In [1]:
#pip install chromadb

In [1]:
import pandas as pd

In [2]:
# Load the IMDb dataset
file_path = r'D:\AI-DATASETS\02-MISC-large\IMDB Dataset.csv'
df = pd.read_csv(file_path)

In [3]:
df.shape

(50000, 2)

In [4]:
df.sample(10)

Unnamed: 0,review,sentiment
1991,I have seen so many bad reviews on Supervivien...,positive
15070,A group of people are invited to there high sc...,negative
32002,For anyone who has seen and fallen in love wit...,negative
29739,I wasn't born until 4 years after this wonderf...,positive
19638,"Well, not yet, at least.<br /><br />It's not l...",negative
27769,It is so nice to see Bruce Willis come down of...,positive
8374,The comments for Commune make it sound like a ...,negative
32879,It is true that some fans of Peter Sellers wor...,negative
11482,Christophe Lambert once said he was still maki...,negative
8009,The thing that's truly terrifying about this i...,negative


In [5]:
# Take only the first 1000 reviews
reviews = df['review'].sample(1000).tolist()

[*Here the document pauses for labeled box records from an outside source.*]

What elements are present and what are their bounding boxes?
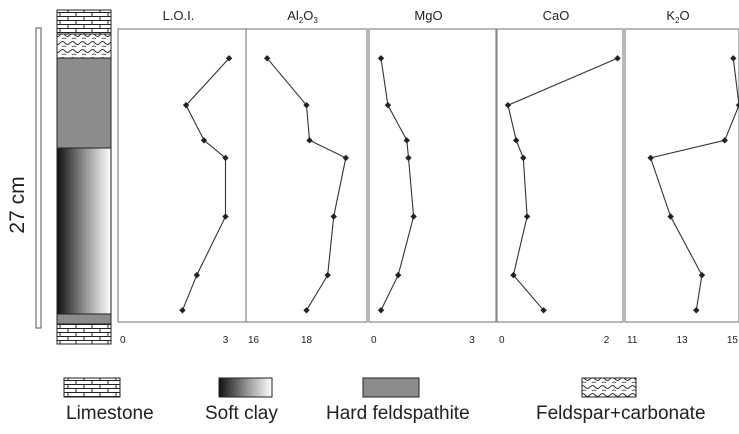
data-point-cao-1 (504, 101, 512, 109)
data-point-k2o-4 (667, 213, 674, 220)
data-point-l-o-i-0 (225, 55, 233, 62)
lithology-hard-feldspathite-upper (56, 57, 112, 149)
data-point-mgo-2 (403, 137, 410, 144)
legend-label-hard-feldspathite: Hard feldspathite (326, 403, 470, 424)
data-point-mgo-6 (377, 307, 385, 314)
tick-label-k2o-2: 15 (727, 335, 739, 346)
data-point-k2o-2 (721, 137, 728, 144)
depth-scale: 27 cm (6, 27, 42, 329)
data-point-k2o-5 (698, 271, 706, 279)
legend-swatch-soft-clay (218, 377, 273, 398)
panel-frame-l-o-i (117, 28, 248, 323)
data-point-cao-2 (512, 137, 520, 144)
data-point-cao-6 (540, 307, 547, 314)
data-point-al2o3-0 (263, 55, 271, 62)
lithology-limestone-top (56, 9, 112, 35)
data-point-mgo-0 (377, 55, 385, 62)
panel-title-cao: CaO (543, 8, 570, 23)
data-point-k2o-6 (693, 307, 700, 314)
panel-frame-mgo (368, 28, 497, 323)
panel-l-o-i: L.O.I. 0 3 (117, 8, 248, 346)
data-point-mgo-1 (384, 101, 392, 109)
data-point-k2o-1 (735, 101, 739, 109)
data-point-cao-5 (510, 271, 517, 279)
legend-label-limestone: Limestone (66, 403, 154, 424)
panel-mgo: MgO 0 3 (368, 8, 497, 346)
data-point-l-o-i-2 (200, 137, 208, 144)
data-point-cao-4 (523, 213, 531, 220)
lithology-feldspar-carbonate (56, 33, 112, 59)
data-point-cao-0 (614, 55, 621, 62)
data-point-l-o-i-3 (222, 154, 229, 162)
legend-swatch-hard-feldspathite (362, 377, 420, 398)
data-point-k2o-3 (647, 154, 654, 162)
data-point-l-o-i-1 (182, 101, 190, 109)
panel-title-l-o-i: L.O.I. (163, 8, 195, 23)
panel-al2o3: Al2O3 16 18 (245, 8, 368, 346)
data-point-mgo-3 (405, 154, 412, 162)
data-point-al2o3-4 (330, 213, 337, 220)
data-point-l-o-i-6 (179, 307, 186, 314)
legend-label-soft-clay: Soft clay (205, 403, 278, 424)
data-point-mgo-4 (410, 213, 417, 220)
data-point-cao-3 (520, 154, 527, 162)
data-point-l-o-i-5 (193, 271, 201, 279)
tick-label-l-o-i-1: 3 (223, 335, 229, 346)
panel-frame-k2o (624, 28, 739, 323)
panel-title-al2o3: Al2O3 (287, 8, 318, 25)
data-point-al2o3-5 (324, 271, 331, 279)
tick-label-al2o3-1: 18 (301, 335, 313, 346)
legend-item-feldspar-carbonate: Feldspar+carbonate (536, 377, 706, 424)
panel-title-k2o: K2O (666, 8, 689, 25)
tick-label-l-o-i-0: 0 (120, 335, 126, 346)
data-point-mgo-5 (394, 271, 402, 279)
panel-k2o: K2O 11 13 15 (624, 8, 739, 346)
tick-label-al2o3-0: 16 (248, 335, 260, 346)
panel-title-mgo: MgO (414, 8, 442, 23)
panel-frame-cao (496, 28, 624, 323)
panel-cao: CaO 0 2 (496, 8, 624, 346)
data-point-al2o3-2 (306, 137, 313, 144)
legend-swatch-limestone (63, 377, 121, 398)
legend-label-feldspar-carbonate: Feldspar+carbonate (536, 403, 706, 424)
lithology-limestone-bottom (56, 323, 112, 345)
depth-scale-bar (35, 27, 42, 329)
data-point-al2o3-1 (303, 101, 310, 109)
data-point-k2o-0 (730, 55, 737, 62)
legend: Limestone Soft clay Hard feldspathite Fe… (63, 377, 706, 424)
profile-panels: L.O.I. 0 3 Al2O3 16 18 MgO 0 3 CaO 0 2 K2O 11 13 15 (117, 8, 739, 346)
lithology-soft-clay (56, 147, 112, 315)
data-point-al2o3-6 (303, 307, 310, 314)
legend-swatch-feldspar-carbonate (581, 377, 637, 398)
panel-frame-al2o3 (245, 28, 368, 323)
depth-scale-label: 27 cm (6, 176, 29, 233)
tick-label-cao-1: 2 (604, 335, 610, 346)
data-point-l-o-i-4 (222, 213, 229, 220)
tick-label-cao-0: 0 (499, 335, 505, 346)
legend-item-hard-feldspathite: Hard feldspathite (326, 377, 470, 424)
tick-label-mgo-1: 3 (469, 335, 475, 346)
data-point-al2o3-3 (342, 154, 350, 162)
lithology-column (56, 9, 112, 345)
legend-item-limestone: Limestone (63, 377, 154, 424)
tick-label-k2o-0: 11 (627, 335, 638, 346)
tick-label-mgo-0: 0 (371, 335, 377, 346)
lithology-hard-feldspathite-lower (56, 313, 112, 325)
tick-label-k2o-1: 13 (676, 335, 688, 346)
legend-item-soft-clay: Soft clay (205, 377, 278, 424)
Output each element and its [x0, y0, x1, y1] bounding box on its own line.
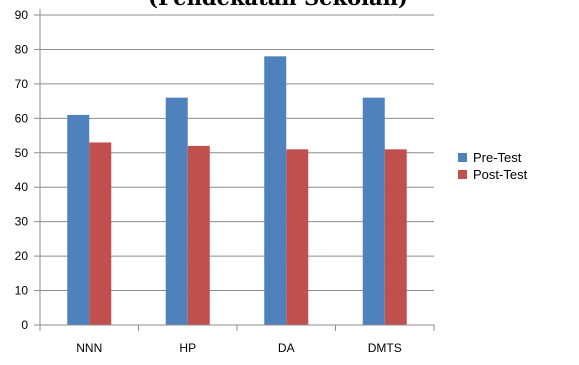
y-tick-labels: 0 10 20 30 40 50 60 70 80 90 — [15, 8, 29, 332]
bar-post-test-nnn — [89, 142, 112, 325]
y-tick-label: 30 — [15, 215, 29, 229]
bar-pre-test-hp — [165, 97, 188, 326]
x-tick-label-nnn: NNN — [76, 341, 102, 355]
y-tick-label: 90 — [15, 8, 29, 22]
legend-label-pre-test: Pre-Test — [473, 150, 522, 165]
y-tick-label: 60 — [15, 111, 29, 125]
x-tick-label-hp: HP — [179, 341, 196, 355]
legend-swatch-post-test — [458, 170, 467, 179]
bar-post-test-dmts — [384, 149, 407, 325]
y-tick-label: 20 — [15, 249, 29, 263]
chart-title: (Pendekatan Sekolah) — [148, 0, 408, 10]
x-tick-label-dmts: DMTS — [368, 341, 402, 355]
y-tick-label: 70 — [15, 77, 29, 91]
bar-pre-test-da — [264, 56, 287, 325]
legend-swatch-pre-test — [458, 153, 467, 162]
y-tick-label: 0 — [21, 318, 28, 332]
legend: Pre-Test Post-Test — [458, 150, 528, 182]
y-tick-label: 10 — [15, 284, 29, 298]
bar-pre-test-dmts — [362, 97, 385, 326]
bars — [67, 56, 407, 326]
y-tick-label: 80 — [15, 42, 29, 56]
x-tick-labels: NNN HP DA DMTS — [76, 341, 402, 355]
bar-pre-test-nnn — [67, 114, 90, 325]
y-tick-label: 40 — [15, 180, 29, 194]
legend-label-post-test: Post-Test — [473, 167, 528, 182]
y-tick-label: 50 — [15, 146, 29, 160]
bar-post-test-da — [286, 149, 309, 325]
x-tick-label-da: DA — [278, 341, 295, 355]
bar-post-test-hp — [187, 145, 210, 325]
axes — [34, 9, 435, 331]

#### Generate TF-IDF Vectors
- Use scikit-learn's TfidfVectorizer to generate TF-IDF vectors for the movie reviews.

In [6]:
from sklearn.feature_extraction.text import TfidfVectorizer

In [8]:
# Initialize the TF-IDF vectorizer
vectorizer = TfidfVectorizer(max_features=1000)  # Limiting to 1000 features for efficiency

In [9]:
# Generate TF-IDF vectors for the reviews
tfidf_matrix = vectorizer.fit_transform(reviews)

In [10]:
tfidf_matrix.shape

(1000, 1000)

#### use chromaDB (vector database)
- store the embeddings

In [12]:
import chromadb

In [13]:
# Initialize ChromaDB client
client = chromadb.Client()

In [14]:
# List all collections
collections = client.list_collections()
print([collection.name for collection in collections])

[]


In [15]:
# Create a collection to store TF-IDF vectors
collection_name = client.get_or_create_collection("imdb_reviews")

In [16]:
collection_name.count()

0

In [17]:
# Convert TF-IDF matrix to dense array and insert into ChromaDB
tfidf_dense = tfidf_matrix.toarray()

In [18]:
tfidf_dense.shape

(1000, 1000)

In [19]:
# Add each review vector into ChromaDB
for idx, vector in enumerate(tfidf_dense):
    collection_name.add(
        ids       =[str(idx)],                  # Unique ID for each review
        embeddings=[vector],                    # The TF-IDF vector
        metadatas =[{"review": reviews[idx]}],  # Store the actual review
    )

- ids: Unique identifier for each review.
- embeddings: The TF-IDF vectors.
- metadatas: Metadata like the actual review text, which will be retrieved.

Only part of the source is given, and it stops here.